Sigmar Gabriel, the chairman of the Social Democratic Party and potential future chancellor, said the measures were “mad” and amounted to an “evil circle”.
At a seminar organised by the Institute of International and European Affairs in Dublin yesterday, Mr Gabriel cited the example of Weimar Republic chancellor Heinrich Brüning, who cut successive budgets during the Great Depression.
Germany ended up with six million people unemployed. Brüning’s cutbacks contributed to a rise in support for the Nazi Party, which grabbed power in 1933.
Mr Gabriel said it would be “impossible” for Greece to solve its problems without a policy for growth and unemployment.
He accused the European Council of leading the country into a “dead-end street”.
Mr Gabriel signalled that the German people may have to have a referendum of their own if changes to the Lisbon Treaty lead to changes in the German constitution.

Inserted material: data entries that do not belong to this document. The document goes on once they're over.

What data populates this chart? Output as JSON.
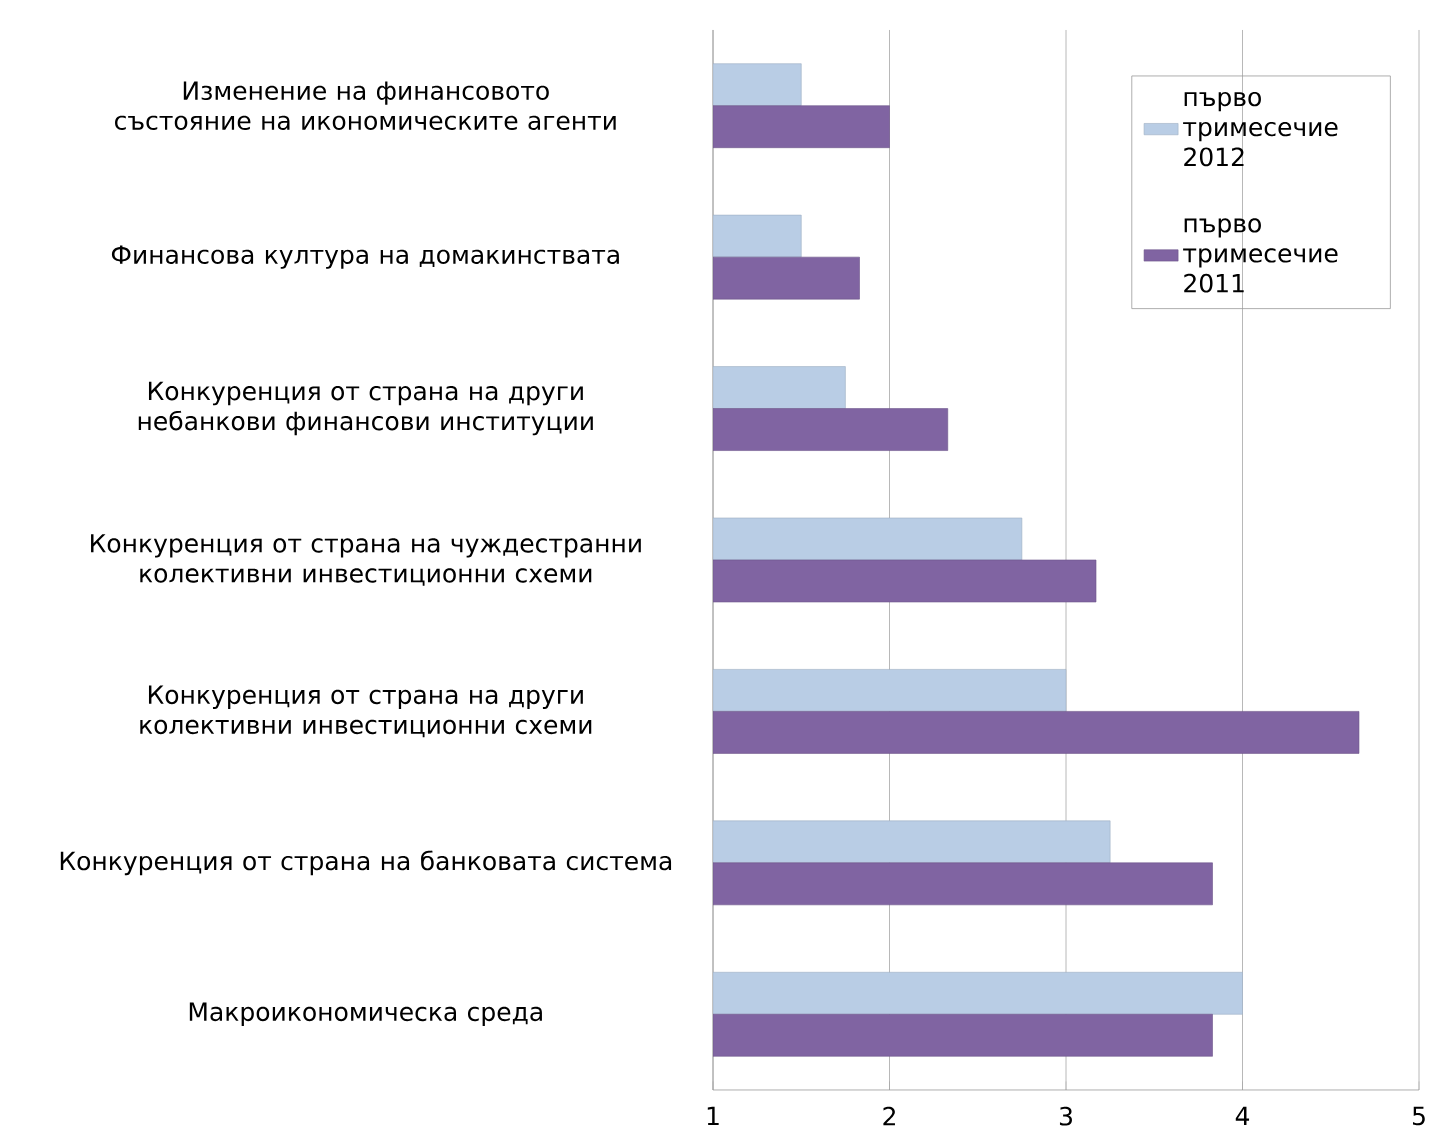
{
  "chart_data": {
    "type": "bar",
    "orientation": "horizontal",
    "categories": [
      "Изменение на финансовото състояние на икономическите агенти",
      "Финансова култура на домакинствата",
      "Конкуренция от страна на други небанкови финансови институции",
      "Конкуренция от страна на чуждестранни колективни инвестиционни схеми",
      "Конкуренция от страна на други колективни инвестиционни схеми",
      "Конкуренция от страна на банковата система",
      "Макроикономическа среда"
    ],
    "series": [
      {
        "name": "първо тримесечие 2012",
        "color": "#b9cde5",
        "values": [
          1.5,
          1.5,
          1.75,
          2.75,
          3.0,
          3.25,
          4.0
        ]
      },
      {
        "name": "първо тримесечие 2011",
        "color": "#8064a2",
        "values": [
          2.0,
          1.83,
          2.33,
          3.17,
          4.66,
          3.83,
          3.83
        ]
      }
    ],
    "xlim": [
      1,
      5
    ],
    "xticks": [
      1,
      2,
      3,
      4,
      5
    ],
    "grid": "x",
    "legend": "top right"
  }
}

He praised Ireland for its measures in dealing with its own bailout and said he hoped they would bear fruit.
He told the audience that the crisis in the euro zone was really a crisis of European unity and it was apparent with “brutal clarity” that successive bailouts were insufficient in the long term.
Mr Gabriel said countries such as Greece and Italy should have taken advantage of lower interest rates when they joined the euro zone to develop their economies and infrastructure and become more competitive.

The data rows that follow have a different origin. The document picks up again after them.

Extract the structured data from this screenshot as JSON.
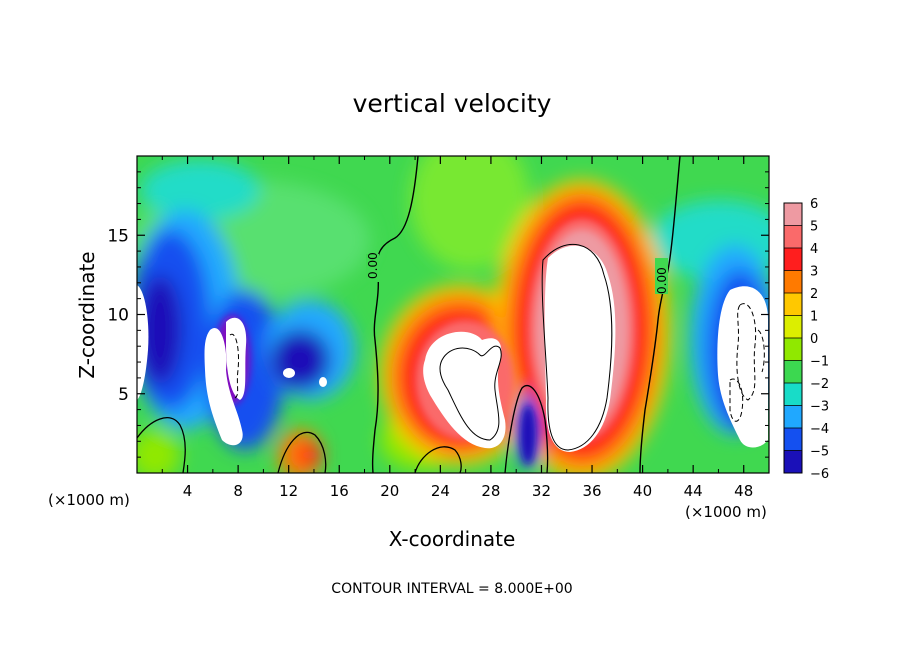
{
  "chart_data": {
    "type": "heatmap",
    "title": "vertical velocity",
    "xlabel": "X-coordinate",
    "ylabel": "Z-coordinate",
    "x_unit_left": "(×1000 m)",
    "x_unit_right": "(×1000 m)",
    "xlim": [
      0,
      50
    ],
    "ylim": [
      0,
      20
    ],
    "x_ticks": [
      "4",
      "8",
      "12",
      "16",
      "20",
      "24",
      "28",
      "32",
      "36",
      "40",
      "44",
      "48"
    ],
    "y_ticks": [
      "5",
      "10",
      "15"
    ],
    "x_tick_values": [
      4,
      8,
      12,
      16,
      20,
      24,
      28,
      32,
      36,
      40,
      44,
      48
    ],
    "y_tick_values": [
      5,
      10,
      15
    ],
    "colorbar": {
      "labels": [
        "6",
        "5",
        "4",
        "3",
        "2",
        "1",
        "0",
        "−1",
        "−2",
        "−3",
        "−4",
        "−5",
        "−6"
      ],
      "values": [
        6,
        5,
        4,
        3,
        2,
        1,
        0,
        -1,
        -2,
        -3,
        -4,
        -5,
        -6
      ],
      "colors": [
        "#ee9aa2",
        "#fa6a6a",
        "#ff1e1e",
        "#ff7a00",
        "#ffc800",
        "#dcee00",
        "#90e800",
        "#3cd850",
        "#18dcc8",
        "#20a8ff",
        "#1450f0",
        "#1a10b8",
        "#8010c0"
      ]
    },
    "contour_labels": [
      "0.00",
      "0.00"
    ],
    "features": [
      {
        "type": "updraft",
        "x_center": 34.5,
        "z_center": 8,
        "value": "> 6"
      },
      {
        "type": "updraft",
        "x_center": 27,
        "z_center": 5,
        "value": "> 6"
      },
      {
        "type": "downdraft",
        "x_center": 7,
        "z_center": 7,
        "value": "< -6"
      },
      {
        "type": "downdraft",
        "x_center": 47,
        "z_center": 7,
        "value": "< -6"
      },
      {
        "type": "downdraft",
        "x_center": 0.5,
        "z_center": 9,
        "value": "< -6"
      }
    ],
    "footer": "CONTOUR INTERVAL = 8.000E+00"
  }
}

Instead, they used it for current spending.
He also criticised his own country, which had accumulated about €1 trillion in savings that could have been invested in the real economy, but instead went into high-risk investments and real estate.
He said the solution would involve great fiscal, economic and political union, but he acknowledged that this could be “enormously difficult” for EU citizens.

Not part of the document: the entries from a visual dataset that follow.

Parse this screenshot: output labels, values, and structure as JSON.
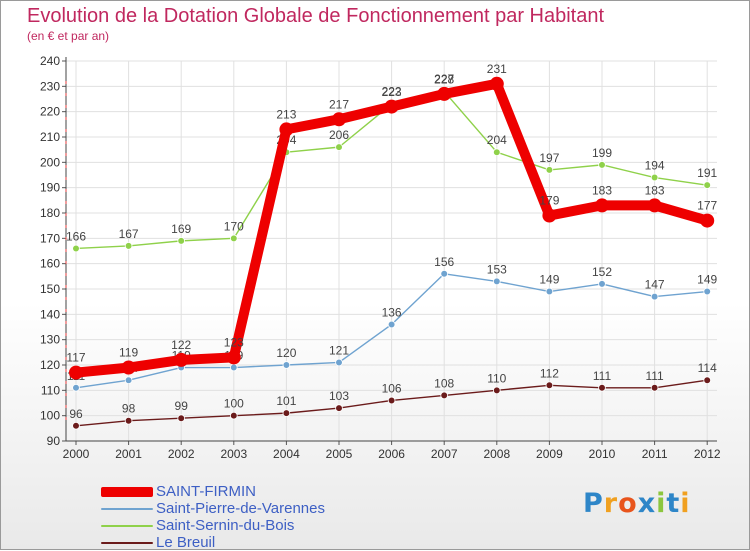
{
  "page": {
    "title": "Evolution de la Dotation Globale de Fonctionnement par Habitant",
    "subtitle": "(en € et par an)",
    "brand": "Proxiti",
    "brand_letters": [
      {
        "char": "P",
        "color": "#2e86c8"
      },
      {
        "char": "r",
        "color": "#f0a020"
      },
      {
        "char": "o",
        "color": "#e8541c"
      },
      {
        "char": "x",
        "color": "#2e86c8"
      },
      {
        "char": "i",
        "color": "#8cc63e"
      },
      {
        "char": "t",
        "color": "#2e86c8"
      },
      {
        "char": "i",
        "color": "#f0a020"
      }
    ]
  },
  "chart_data": {
    "type": "line",
    "title": "Evolution de la Dotation Globale de Fonctionnement par Habitant",
    "subtitle": "(en € et par an)",
    "xlabel": "",
    "ylabel": "",
    "ylim": [
      90,
      240
    ],
    "yticks": [
      90,
      100,
      110,
      120,
      130,
      140,
      150,
      160,
      170,
      180,
      190,
      200,
      210,
      220,
      230,
      240
    ],
    "grid": true,
    "legend_position": "bottom-left",
    "categories": [
      "2000",
      "2001",
      "2002",
      "2003",
      "2004",
      "2005",
      "2006",
      "2007",
      "2008",
      "2009",
      "2010",
      "2011",
      "2012"
    ],
    "series": [
      {
        "name": "Le Breuil",
        "color": "#6b1b1b",
        "emphasis": false,
        "values": [
          96,
          98,
          99,
          100,
          101,
          103,
          106,
          108,
          110,
          112,
          111,
          111,
          114
        ]
      },
      {
        "name": "Saint-Pierre-de-Varennes",
        "color": "#6fa3d0",
        "emphasis": false,
        "values": [
          111,
          114,
          119,
          119,
          120,
          121,
          136,
          156,
          153,
          149,
          152,
          147,
          149
        ]
      },
      {
        "name": "Saint-Sernin-du-Bois",
        "color": "#8fd14a",
        "emphasis": false,
        "values": [
          166,
          167,
          169,
          170,
          204,
          206,
          223,
          228,
          204,
          197,
          199,
          194,
          191
        ]
      },
      {
        "name": "SAINT-FIRMIN",
        "color": "#ee0000",
        "emphasis": true,
        "values": [
          117,
          119,
          122,
          123,
          213,
          217,
          222,
          227,
          231,
          179,
          183,
          183,
          177
        ]
      }
    ],
    "legend": [
      {
        "name": "SAINT-FIRMIN",
        "color": "#ee0000",
        "emphasis": true
      },
      {
        "name": "Saint-Pierre-de-Varennes",
        "color": "#6fa3d0",
        "emphasis": false
      },
      {
        "name": "Saint-Sernin-du-Bois",
        "color": "#8fd14a",
        "emphasis": false
      },
      {
        "name": "Le Breuil",
        "color": "#6b1b1b",
        "emphasis": false
      }
    ]
  }
}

When asked if that meant there would be changes to Ireland’s corporation tax rate, he suggested that the rate could remain as long as the “fundament of taxes” across euro zone countries remained the same.
Citizens were entitled to ask, he said, who was ruling them – governments or the markets.
He said the fact that finance ministers hold their summits at weekends in between markets opening and closing was a “clear signal” about who was ruling whom.
He proposed the introduction of a tax on bank transactions which would be used for investment purposes across the euro zone.